I would also like to point to OASIS standards

 

http://www.oasis-open.org/specs/index.php

 

in particular to

 

http://www.oasis-open.org/committees/ebxml-cppa/documents/ebcpp-2.0.pdf

which is an detailed set of specifications for electronic business XML collaboration protocol profiles.

 

for example:

 

The role element has the following attributes:

   a required name attribute

   a fixed xlink:type attribute

   a required xlink:href attribute

 

 

I ask again, why the standardization process is not coming to a completion, given that specifications like that OASIS specification were largely completed in 2002.

 

see also

http://www.ontologystream.com/beads/nationalDebate/201.htm

 

 

I am reminded of John Sowa's recent note to me regarding the need to legislate standards.

 

In a note from

 

http://www.ontologystream.com/beads/nationalDebate/206.htm

 

we do not see any reference to OASIS.  Why is this?

 

In summary, a reference ontology seems to be about concepts used within a domain space, (I am thinking about the domain of all e-commerce activity).  So the

 

http://www.oasis-open.org/specs/index.php#cppav2

 

could be a reference ontology that has specific specifications that allow interoperability between "things" that need to interoperate.  Why is this not the end to the standardization process?

 

Again, the imposition of a "logic" or something like lattices for use in inferencing, seems to be the imposition that kills clarity.  

 

A hub of reference models is what the B-2-B transaction space needs.  Yes? 

 

MW: I think so, with mappings between them.

 

But I don't think this will bring the end of standardization.

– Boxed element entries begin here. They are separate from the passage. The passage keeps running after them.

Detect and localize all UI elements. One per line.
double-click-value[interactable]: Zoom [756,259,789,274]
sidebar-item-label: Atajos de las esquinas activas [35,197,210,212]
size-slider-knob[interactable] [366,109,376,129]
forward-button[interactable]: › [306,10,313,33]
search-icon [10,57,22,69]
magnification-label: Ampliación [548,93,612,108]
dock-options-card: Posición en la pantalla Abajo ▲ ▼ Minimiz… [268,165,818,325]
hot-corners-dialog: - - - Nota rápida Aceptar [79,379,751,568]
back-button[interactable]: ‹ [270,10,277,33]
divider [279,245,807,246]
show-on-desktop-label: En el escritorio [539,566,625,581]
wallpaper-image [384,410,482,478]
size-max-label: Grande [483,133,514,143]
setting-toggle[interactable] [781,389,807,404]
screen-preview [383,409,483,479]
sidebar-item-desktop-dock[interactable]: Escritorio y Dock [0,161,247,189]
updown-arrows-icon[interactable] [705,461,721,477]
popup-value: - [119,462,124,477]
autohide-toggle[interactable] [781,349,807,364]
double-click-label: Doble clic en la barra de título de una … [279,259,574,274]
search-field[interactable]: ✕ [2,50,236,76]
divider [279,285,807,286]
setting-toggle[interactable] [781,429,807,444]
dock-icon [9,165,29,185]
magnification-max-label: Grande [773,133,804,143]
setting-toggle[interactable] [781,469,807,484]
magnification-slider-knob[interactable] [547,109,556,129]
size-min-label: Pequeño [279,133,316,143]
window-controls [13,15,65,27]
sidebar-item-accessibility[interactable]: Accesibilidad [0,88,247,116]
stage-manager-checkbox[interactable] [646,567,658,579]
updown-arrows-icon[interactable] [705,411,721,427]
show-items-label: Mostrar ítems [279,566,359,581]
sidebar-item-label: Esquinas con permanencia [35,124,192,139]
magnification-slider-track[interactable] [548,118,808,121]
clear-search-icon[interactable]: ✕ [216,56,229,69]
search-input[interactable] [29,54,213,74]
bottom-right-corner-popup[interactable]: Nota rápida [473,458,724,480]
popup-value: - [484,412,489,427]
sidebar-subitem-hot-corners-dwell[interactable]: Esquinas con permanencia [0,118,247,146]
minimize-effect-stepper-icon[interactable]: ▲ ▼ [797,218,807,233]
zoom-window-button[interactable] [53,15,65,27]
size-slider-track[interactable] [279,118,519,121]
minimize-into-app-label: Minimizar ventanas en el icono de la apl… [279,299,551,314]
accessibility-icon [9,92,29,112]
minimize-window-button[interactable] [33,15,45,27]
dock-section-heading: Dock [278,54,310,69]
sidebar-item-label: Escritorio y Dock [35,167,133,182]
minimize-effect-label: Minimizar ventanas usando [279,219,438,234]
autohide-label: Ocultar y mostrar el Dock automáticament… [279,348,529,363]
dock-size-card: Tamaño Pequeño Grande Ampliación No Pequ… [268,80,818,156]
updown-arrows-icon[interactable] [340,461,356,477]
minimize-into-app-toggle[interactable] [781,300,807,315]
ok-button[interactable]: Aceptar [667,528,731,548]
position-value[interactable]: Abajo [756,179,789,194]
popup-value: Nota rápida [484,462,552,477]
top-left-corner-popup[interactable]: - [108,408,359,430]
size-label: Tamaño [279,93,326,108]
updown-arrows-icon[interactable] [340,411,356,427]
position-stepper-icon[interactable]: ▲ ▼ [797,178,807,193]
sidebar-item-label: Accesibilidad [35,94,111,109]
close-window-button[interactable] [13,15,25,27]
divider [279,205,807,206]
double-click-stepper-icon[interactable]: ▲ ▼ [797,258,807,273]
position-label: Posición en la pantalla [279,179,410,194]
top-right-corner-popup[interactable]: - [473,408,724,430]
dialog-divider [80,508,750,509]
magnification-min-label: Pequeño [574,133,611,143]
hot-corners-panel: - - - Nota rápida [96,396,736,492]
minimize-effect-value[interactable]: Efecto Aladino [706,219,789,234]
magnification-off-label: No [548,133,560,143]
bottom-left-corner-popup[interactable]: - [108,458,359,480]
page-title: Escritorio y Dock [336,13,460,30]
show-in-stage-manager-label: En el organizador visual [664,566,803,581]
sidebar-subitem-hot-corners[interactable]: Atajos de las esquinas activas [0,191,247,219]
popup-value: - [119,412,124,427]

The nice thing about standards, as you effectively point out here, is that there are so many to choose from. The reason for this is that invention is the mother of necessity. It is often easier to reinvent something than to find the original invention and use it. People also just have different ideas about how to do things, so they go off into their own part of the woods and do it their way. This is a good thing in something as immature as ontology development.

 

As the area matures, there will be a natural aggregation around one or two of these developments. I think the best we can do is to provide an environment in which this can happen. What I do not think we should do is to pick one and stifle development of others (one of which might have the seeds of where we really should be going).

 

MW: I think an ontology hub would encourage aggregation, whilst enabling differentiation. It will encourage "stealing from the best with pride" and make reinvention (especially when worse than the original) unnecessary and expensive compared to reuse.